Unhealthy neighbourhoods play big role in obesity, diabetes epidemic

Cities' neighbourhoods have long been ranked, like Hollywood stars, according to their beauty and magnetic personalities.
But cities are now being increasingly divided into healthy and sick zones. If you live in downtown Geneva or Paris, where the tree canopy is lush and you can easily walk to an organic café or a yoga class, you belong to a privileged class not only because of the real estate values in your neighbourhood but because you're likely to have a higher life expectancy.
This is the new crisis of cities: Badly designed neighbourhoods are literally sapping people of their ability to live fully.
If, as a newly arrived immigrant, poverty has driven you to the inner or outer suburbs, where you live in a basement apartment or high above the concrete ground in a residential tower, you are far more likely to suffer from type 2 diabetes and its related consequences such as blindness and amputation. Most of Canada's growth comes from immigrants, but the troubling fact is that Hispanics, blacks and South Asians are genetically predisposed to diabetes. Because of the compounding of these forces, you and your neighbours can expect a lower life expectancy.
A poor diet, high in saturated fat and low on fruits and vegetables, causes excess weight. Once obesity sets in, especially if it develops at a young age, type 2 diabetes usually follows. A sedentary lifestyle fuels the problem. That's why some medical researchers and health offices are joining forces with urban planners to design neighbourhoods that are more conducive to activity. Healthy eating combined with increases in physical exercise - walking with the kids to school or biking to the cinema - would help to mitigate the rise in the prevalence of obesity over the last two decades. They say that we need to embrace the Danish model of urban wellness, or suffer a health disaster.
It's a cruel fate.
"Diabetes is extremely costly to manage. It places a huge burden on individuals and on the health-care system," said Gillian Booth, a lead author of the Diabetes Atlas created by St. Michael's Hospital's Centre for Research on Inner City Health and the Institute for Clinical Evaluative Sciences.

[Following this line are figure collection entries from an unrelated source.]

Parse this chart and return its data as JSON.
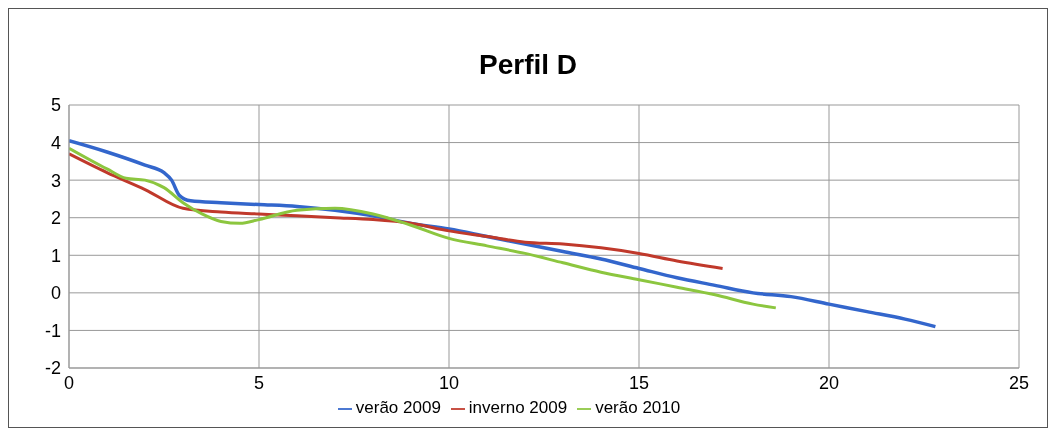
{
  "chart_data": {
    "type": "line",
    "title": "Perfil D",
    "xlim": [
      0,
      25
    ],
    "xticks": [
      0,
      5,
      10,
      15,
      20,
      25
    ],
    "ylim": [
      -2,
      5
    ],
    "yticks": [
      -2,
      -1,
      0,
      1,
      2,
      3,
      4,
      5
    ],
    "grid": true,
    "legend": "bottom",
    "marker": "none",
    "line_style": "solid",
    "series": [
      {
        "name": "verão 2009",
        "color": "#3366cc",
        "x": [
          0,
          1,
          2,
          2.5,
          2.7,
          2.9,
          3.2,
          4,
          5,
          6,
          7,
          8,
          9,
          10,
          11,
          12,
          13,
          14,
          15,
          16,
          17,
          18,
          19,
          20,
          21,
          22,
          22.8
        ],
        "values": [
          4.05,
          3.75,
          3.4,
          3.2,
          3.0,
          2.6,
          2.45,
          2.4,
          2.35,
          2.3,
          2.2,
          2.05,
          1.85,
          1.7,
          1.5,
          1.3,
          1.1,
          0.9,
          0.65,
          0.4,
          0.2,
          0.0,
          -0.1,
          -0.3,
          -0.5,
          -0.7,
          -0.9
        ]
      },
      {
        "name": "inverno 2009",
        "color": "#c0392b",
        "x": [
          0,
          1,
          2,
          3,
          4,
          5,
          6,
          7,
          8,
          9,
          10,
          11,
          12,
          13,
          14,
          15,
          16,
          17.2
        ],
        "values": [
          3.7,
          3.2,
          2.75,
          2.25,
          2.15,
          2.1,
          2.05,
          2.0,
          1.95,
          1.85,
          1.65,
          1.5,
          1.35,
          1.3,
          1.2,
          1.05,
          0.85,
          0.65
        ]
      },
      {
        "name": "verão 2010",
        "color": "#8cc63f",
        "x": [
          0,
          1,
          1.5,
          2,
          2.5,
          3,
          3.5,
          4,
          4.5,
          5,
          6,
          7,
          8,
          9,
          10,
          11,
          12,
          13,
          14,
          15,
          16,
          17,
          18,
          18.6
        ],
        "values": [
          3.85,
          3.3,
          3.05,
          3.0,
          2.8,
          2.4,
          2.1,
          1.9,
          1.85,
          1.95,
          2.2,
          2.25,
          2.1,
          1.8,
          1.45,
          1.25,
          1.05,
          0.8,
          0.55,
          0.35,
          0.15,
          -0.05,
          -0.3,
          -0.4
        ]
      }
    ]
  }
}
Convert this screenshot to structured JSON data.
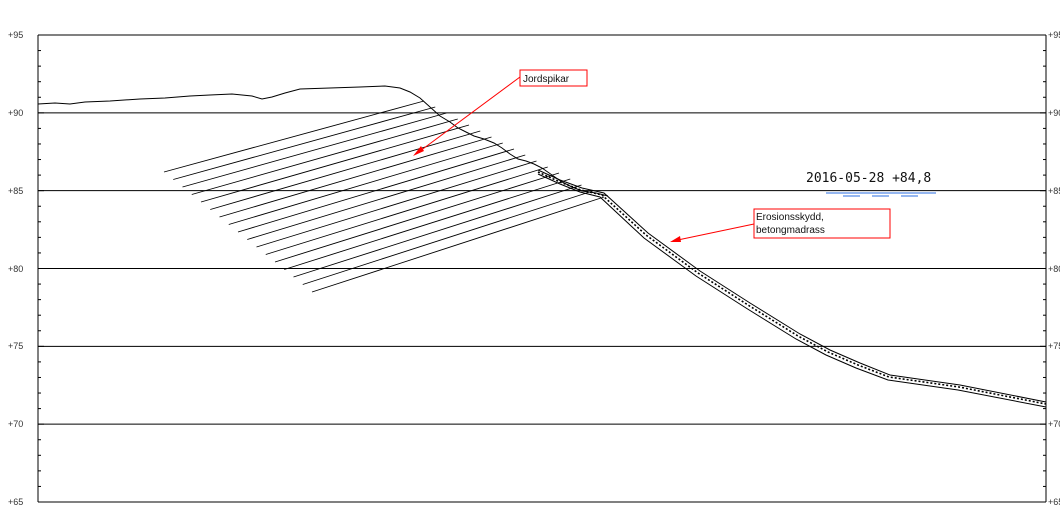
{
  "section": {
    "y_axis": {
      "min": 65,
      "max": 95,
      "labels": [
        "+95",
        "+90",
        "+85",
        "+80",
        "+75",
        "+70",
        "+65"
      ],
      "major_lines": [
        90,
        85,
        80,
        75,
        70
      ]
    },
    "annotations": {
      "soil_nails": "Jordspikar",
      "erosion_protection_line1": "Erosionsskydd,",
      "erosion_protection_line2": "betongmadrass"
    },
    "water_level": {
      "label": "2016-05-28  +84,8",
      "level": 84.8
    }
  },
  "colors": {
    "line": "#000000",
    "callout": "#ff0000",
    "water": "#2a6de0"
  }
}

The first Canadian study of its kind, published in 2007, the Atlas investigated 140 Toronto neighbourhoods over three years to examine the role of several factors - including community design, population density, access to healthy and unhealthy food - on the diabetes epidemic. Poverty and ethnicity were found to be key in the development of type 2 diabetes. The researchers also concluded that walking and transit times to recreation facilities in the city's outlying neighbourhoods were as long as 40 minutes and 20 minutes, respectively, each way. It takes only 30 minutes of walking or moderate exercise, combined with a healthy diet, to cut the risk of diabetes in half. But a walk through a bleak or potentially dangerous neighbourhood is hardly inspiring, especially if the only nearby landmark is a highway.

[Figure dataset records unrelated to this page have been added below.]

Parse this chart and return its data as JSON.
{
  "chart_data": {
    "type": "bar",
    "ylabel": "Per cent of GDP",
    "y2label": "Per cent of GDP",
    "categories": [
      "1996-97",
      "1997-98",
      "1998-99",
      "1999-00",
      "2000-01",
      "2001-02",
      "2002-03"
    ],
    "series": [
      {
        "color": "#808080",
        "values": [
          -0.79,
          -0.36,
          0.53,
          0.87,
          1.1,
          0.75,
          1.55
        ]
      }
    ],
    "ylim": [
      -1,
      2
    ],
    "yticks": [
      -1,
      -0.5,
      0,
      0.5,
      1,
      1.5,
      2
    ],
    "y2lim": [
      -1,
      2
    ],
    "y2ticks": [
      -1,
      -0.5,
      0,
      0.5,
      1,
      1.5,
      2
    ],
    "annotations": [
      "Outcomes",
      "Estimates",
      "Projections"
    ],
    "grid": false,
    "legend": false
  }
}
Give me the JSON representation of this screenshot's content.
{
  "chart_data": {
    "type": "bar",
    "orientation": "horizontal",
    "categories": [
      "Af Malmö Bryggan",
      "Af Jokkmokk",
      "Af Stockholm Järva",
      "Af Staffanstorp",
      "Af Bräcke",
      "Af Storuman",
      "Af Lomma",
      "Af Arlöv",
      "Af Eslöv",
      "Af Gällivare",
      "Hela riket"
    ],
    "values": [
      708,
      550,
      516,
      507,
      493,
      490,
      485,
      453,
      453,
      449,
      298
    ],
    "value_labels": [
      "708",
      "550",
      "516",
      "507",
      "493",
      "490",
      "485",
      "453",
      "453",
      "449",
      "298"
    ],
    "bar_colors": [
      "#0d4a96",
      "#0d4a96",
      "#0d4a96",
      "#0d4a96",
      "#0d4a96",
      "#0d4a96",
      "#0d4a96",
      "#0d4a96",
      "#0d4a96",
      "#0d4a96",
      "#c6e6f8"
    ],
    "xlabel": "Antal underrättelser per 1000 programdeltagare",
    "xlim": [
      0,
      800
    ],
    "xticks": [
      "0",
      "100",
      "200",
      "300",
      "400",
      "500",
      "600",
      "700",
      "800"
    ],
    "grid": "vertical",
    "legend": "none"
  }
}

"Among all the people being admitted for heart attack or stroke, one-third have diabetes. Two-thirds of all amputations that are caused not from trauma occur in people with diabetes," Dr. Booth said. "Clearly, we need to start thinking about prevention."
We used to call them ugly, but now social geographers and medical practitioners label the disconnected sections of the city "obesogenic," meaning environments that promote obesity.